Not only were results for FY11 a record, but Moelis notes the lift in EBIT (earnings before interest and tax) margins implies some operational improvements were achieved and Flight Centre was able to leverage its scale.
Also boosting earnings was an improvement in the US market, Moelis noting EBIT from that market for FY11 of $1.5 million was a solid turnaround from a loss of $2.3 million the previous year. The improvement followed a restructuring of the US business.
Further earnings growth is expected in FY12, Moelis noting management has guided to profit before tax for the current year of $265-$275 million. This would be an increase of 8-12% over the FY11 result.
While achieving this target may be a challenge given current tough operating conditions, Moelis notes trading in both July and August has been consistent with this guidance being achieved. As a result no changes to earnings forecasts have been made.
In EPS terms, Moelis expects Flight Centre to earn 187.3c in FY12 and 209.2c in FY13. These forecasts compare to consensus EPS estimates according to the FNArena database of 187c and 201.3c respectively.
On the stockbroker's numbers, Flight Centre would be trading on a FY12 earnings multiple of around 10 times, a level seen as attractive given expectations of further growth longer-term from an increase of around 10% in global store numbers from a current 2,243. The earnings multiple for Flight Centre would fall to just over eight times in FY13 according to present estimates, notes Moelis.

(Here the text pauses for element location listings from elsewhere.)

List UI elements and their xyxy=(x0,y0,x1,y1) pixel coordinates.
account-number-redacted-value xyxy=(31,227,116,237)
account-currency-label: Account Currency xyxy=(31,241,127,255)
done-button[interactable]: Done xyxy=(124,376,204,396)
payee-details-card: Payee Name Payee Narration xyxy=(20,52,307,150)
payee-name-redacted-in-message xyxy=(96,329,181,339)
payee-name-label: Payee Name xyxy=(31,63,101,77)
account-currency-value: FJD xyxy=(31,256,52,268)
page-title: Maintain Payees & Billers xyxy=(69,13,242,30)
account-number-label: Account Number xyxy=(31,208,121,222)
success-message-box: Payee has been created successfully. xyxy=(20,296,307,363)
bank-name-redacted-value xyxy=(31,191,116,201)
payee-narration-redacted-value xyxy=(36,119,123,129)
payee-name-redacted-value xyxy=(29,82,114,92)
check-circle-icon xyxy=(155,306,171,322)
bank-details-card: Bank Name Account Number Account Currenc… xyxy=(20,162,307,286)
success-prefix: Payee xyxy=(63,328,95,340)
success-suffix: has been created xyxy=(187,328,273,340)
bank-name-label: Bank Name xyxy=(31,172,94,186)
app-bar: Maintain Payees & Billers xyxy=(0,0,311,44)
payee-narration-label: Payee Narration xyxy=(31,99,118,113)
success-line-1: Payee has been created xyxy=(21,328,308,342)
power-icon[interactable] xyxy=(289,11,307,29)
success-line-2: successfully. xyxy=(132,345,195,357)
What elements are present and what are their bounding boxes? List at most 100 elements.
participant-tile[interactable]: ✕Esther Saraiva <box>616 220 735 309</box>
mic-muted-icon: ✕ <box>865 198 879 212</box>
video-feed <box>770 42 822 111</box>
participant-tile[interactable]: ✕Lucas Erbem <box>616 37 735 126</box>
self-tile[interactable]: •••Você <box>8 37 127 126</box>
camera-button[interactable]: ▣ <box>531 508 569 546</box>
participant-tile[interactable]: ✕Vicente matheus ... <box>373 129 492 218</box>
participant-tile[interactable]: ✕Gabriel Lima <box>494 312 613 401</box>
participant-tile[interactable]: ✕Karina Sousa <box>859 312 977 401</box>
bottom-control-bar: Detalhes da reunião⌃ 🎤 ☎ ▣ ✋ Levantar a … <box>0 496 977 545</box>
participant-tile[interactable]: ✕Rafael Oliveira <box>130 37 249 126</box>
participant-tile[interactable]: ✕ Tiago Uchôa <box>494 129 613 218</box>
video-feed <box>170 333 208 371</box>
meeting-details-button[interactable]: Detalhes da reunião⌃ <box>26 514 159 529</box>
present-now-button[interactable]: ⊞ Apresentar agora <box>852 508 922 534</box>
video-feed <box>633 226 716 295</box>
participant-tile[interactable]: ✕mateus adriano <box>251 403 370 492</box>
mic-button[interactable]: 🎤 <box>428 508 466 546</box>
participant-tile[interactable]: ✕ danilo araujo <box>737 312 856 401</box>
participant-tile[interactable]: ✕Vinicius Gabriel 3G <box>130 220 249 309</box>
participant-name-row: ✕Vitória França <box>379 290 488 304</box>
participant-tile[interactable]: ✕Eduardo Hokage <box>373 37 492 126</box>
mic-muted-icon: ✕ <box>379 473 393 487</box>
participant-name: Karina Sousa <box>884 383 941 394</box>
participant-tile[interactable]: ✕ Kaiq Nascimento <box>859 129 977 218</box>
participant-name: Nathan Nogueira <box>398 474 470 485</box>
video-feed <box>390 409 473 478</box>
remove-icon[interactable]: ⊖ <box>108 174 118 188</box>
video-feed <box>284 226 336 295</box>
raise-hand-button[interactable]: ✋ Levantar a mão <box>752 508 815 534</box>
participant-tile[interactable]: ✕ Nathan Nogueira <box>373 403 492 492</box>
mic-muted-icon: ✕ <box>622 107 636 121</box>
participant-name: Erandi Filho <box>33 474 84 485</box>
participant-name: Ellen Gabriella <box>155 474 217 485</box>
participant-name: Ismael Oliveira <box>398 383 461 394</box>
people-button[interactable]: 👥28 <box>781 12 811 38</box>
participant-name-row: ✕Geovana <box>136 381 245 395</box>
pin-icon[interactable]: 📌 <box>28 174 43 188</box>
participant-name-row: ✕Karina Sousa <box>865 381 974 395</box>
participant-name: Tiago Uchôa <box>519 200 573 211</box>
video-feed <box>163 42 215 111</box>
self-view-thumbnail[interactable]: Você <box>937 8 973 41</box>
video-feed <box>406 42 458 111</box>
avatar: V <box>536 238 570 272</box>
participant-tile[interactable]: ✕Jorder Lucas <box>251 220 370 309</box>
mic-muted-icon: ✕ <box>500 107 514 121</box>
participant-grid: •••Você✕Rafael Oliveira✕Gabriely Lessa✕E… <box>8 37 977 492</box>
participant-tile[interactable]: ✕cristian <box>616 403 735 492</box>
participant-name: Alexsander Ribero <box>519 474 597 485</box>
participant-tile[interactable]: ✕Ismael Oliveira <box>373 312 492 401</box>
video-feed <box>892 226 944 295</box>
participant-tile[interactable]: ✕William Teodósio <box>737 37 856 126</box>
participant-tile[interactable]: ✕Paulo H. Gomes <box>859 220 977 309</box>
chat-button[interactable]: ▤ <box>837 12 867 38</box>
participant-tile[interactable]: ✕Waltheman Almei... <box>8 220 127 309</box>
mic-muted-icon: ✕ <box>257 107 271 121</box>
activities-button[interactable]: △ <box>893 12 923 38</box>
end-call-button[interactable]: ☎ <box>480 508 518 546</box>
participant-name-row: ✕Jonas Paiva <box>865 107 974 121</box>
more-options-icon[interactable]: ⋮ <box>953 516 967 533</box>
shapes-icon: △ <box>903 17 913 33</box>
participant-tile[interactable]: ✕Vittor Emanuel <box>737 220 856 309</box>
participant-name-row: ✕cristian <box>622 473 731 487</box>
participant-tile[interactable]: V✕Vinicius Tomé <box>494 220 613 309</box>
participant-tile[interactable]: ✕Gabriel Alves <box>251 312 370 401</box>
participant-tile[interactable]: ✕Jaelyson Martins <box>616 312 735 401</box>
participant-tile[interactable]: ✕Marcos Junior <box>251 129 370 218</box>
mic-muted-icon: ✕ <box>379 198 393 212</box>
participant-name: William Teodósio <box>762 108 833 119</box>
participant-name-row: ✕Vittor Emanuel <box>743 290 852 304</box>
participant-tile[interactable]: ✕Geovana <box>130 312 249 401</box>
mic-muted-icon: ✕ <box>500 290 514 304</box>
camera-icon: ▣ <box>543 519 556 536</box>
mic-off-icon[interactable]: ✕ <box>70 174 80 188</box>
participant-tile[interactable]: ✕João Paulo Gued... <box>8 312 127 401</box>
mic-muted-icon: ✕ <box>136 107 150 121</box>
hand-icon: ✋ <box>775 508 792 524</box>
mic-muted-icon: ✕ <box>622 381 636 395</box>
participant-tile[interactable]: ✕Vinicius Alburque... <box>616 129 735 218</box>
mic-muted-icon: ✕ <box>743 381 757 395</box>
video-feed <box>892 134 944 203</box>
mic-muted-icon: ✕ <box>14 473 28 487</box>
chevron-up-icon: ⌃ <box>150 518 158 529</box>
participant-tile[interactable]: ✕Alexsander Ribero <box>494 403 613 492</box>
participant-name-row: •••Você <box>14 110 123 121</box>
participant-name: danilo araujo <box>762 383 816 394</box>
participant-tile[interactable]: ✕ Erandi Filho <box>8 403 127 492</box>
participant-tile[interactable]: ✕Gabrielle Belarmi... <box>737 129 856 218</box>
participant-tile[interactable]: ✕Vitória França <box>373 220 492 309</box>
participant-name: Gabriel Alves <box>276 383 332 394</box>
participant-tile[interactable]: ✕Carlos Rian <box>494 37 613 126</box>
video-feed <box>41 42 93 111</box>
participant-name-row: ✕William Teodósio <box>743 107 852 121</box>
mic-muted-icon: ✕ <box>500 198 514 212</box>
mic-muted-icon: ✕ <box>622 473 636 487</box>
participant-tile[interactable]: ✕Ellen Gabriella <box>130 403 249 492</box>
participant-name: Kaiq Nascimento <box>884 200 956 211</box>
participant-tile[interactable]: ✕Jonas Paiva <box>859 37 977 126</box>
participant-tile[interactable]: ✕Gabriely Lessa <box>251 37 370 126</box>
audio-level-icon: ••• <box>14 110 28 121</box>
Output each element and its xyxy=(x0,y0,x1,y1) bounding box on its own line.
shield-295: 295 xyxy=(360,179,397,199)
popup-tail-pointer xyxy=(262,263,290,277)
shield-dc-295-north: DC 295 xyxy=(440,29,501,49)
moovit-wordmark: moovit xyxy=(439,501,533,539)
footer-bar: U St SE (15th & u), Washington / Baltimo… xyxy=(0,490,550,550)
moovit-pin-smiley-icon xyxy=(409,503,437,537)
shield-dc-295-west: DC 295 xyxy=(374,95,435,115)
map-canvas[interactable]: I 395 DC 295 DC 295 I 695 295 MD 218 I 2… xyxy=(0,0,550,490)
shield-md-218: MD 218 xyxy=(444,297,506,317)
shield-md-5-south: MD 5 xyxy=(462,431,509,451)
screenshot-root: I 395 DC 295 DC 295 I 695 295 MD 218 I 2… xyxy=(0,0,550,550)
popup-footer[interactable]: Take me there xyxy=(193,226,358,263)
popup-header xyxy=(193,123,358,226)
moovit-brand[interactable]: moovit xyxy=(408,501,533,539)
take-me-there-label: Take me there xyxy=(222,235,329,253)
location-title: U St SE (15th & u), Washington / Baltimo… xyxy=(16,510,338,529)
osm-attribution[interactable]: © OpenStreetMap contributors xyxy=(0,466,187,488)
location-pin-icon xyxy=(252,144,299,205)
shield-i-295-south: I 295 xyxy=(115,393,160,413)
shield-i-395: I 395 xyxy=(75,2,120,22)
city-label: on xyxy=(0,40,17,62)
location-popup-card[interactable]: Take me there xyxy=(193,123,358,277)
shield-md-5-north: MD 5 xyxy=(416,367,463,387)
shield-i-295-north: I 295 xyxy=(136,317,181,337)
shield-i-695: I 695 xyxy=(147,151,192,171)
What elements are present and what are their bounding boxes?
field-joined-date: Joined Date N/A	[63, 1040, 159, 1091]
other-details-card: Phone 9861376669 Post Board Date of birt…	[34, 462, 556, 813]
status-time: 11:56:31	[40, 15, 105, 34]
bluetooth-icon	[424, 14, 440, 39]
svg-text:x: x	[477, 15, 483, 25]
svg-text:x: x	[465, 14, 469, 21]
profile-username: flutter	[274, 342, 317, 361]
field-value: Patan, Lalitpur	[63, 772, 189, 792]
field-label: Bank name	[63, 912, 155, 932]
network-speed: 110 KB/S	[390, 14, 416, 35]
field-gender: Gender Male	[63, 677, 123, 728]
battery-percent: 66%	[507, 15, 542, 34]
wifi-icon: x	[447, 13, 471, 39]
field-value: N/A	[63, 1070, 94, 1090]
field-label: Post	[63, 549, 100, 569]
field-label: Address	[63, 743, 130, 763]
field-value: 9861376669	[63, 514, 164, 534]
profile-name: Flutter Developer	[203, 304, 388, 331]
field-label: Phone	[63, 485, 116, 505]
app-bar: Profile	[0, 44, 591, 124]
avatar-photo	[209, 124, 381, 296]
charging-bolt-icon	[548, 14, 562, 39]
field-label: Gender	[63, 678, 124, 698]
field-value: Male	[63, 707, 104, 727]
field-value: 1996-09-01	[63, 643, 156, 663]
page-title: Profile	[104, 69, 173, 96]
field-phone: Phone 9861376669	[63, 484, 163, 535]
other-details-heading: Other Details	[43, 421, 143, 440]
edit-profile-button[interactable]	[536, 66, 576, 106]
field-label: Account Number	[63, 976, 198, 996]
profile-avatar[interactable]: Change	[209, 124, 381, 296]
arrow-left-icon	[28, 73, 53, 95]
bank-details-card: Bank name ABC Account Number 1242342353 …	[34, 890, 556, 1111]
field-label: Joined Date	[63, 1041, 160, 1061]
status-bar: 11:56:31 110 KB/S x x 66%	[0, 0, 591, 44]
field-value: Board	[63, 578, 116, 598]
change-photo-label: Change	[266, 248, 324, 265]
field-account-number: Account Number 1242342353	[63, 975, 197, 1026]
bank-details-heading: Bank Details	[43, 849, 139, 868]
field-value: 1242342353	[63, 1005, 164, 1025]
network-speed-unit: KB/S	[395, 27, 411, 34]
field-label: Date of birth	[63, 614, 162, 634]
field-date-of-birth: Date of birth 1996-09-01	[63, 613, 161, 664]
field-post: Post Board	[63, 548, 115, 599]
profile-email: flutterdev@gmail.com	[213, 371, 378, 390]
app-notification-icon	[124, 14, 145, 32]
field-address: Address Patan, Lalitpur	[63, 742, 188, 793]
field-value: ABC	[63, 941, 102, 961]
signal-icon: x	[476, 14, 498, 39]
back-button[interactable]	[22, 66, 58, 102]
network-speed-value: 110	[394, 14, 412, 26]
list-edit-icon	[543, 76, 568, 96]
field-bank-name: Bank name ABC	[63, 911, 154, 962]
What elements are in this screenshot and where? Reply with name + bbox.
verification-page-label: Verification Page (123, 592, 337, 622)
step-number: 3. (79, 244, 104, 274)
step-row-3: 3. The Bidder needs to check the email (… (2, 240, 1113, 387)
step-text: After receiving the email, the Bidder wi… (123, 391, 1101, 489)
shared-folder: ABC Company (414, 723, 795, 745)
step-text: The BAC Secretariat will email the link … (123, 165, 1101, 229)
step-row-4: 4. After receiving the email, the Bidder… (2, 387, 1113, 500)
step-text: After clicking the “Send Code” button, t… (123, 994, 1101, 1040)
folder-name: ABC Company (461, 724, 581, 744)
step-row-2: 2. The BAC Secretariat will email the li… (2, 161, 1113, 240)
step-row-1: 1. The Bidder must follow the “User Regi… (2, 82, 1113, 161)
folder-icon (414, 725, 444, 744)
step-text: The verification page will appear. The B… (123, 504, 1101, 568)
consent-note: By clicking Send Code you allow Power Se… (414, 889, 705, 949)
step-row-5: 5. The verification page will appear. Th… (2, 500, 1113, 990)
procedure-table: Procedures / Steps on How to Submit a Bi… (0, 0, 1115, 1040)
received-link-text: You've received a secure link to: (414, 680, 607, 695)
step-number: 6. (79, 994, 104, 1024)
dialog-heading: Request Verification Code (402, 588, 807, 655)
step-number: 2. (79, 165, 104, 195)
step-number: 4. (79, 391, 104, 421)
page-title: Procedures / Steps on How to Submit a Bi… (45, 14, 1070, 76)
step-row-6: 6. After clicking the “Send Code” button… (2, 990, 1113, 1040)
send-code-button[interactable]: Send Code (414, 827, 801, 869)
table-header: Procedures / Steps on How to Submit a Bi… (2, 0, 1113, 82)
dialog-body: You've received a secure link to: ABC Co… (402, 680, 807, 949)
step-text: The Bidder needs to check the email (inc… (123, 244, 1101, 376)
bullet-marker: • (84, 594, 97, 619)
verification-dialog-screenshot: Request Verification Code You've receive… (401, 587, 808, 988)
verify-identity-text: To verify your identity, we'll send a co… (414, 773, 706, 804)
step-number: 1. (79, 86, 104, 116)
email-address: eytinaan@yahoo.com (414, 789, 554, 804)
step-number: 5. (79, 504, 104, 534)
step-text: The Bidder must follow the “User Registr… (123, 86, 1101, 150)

Moelis is not the only broker to identify value in Flight Centre, as the FNArena database shows a total of seven Buy ratings and just one Hold recommendation. The sole Hold comes from Macquarie and reflects a somewhat cautious view given a softening demand environment.
But the valuation argument dominates and underpins Buy ratings from the likes of RBS Australia, Citi and BA Merrill Lynch. Also supportive of positive broker views is an attractive dividend yield, Moelis forecasting a yield of 5.0% in FY12 and 5.6% in FY13 based on expected distributions of 94c and 105c respectively. Dividends for Flight Centre are currently fully franked.
The consensus price target according to the database stands at $23.79, which is comfortably above Moelis's target of $22.50.
Shares in Flight Centre have moved within a trading range over the past year of $17.44 to $25.12. At current levels the Flight Centre share price implies upside of of around 28% to the consensus price target in the FNArena database.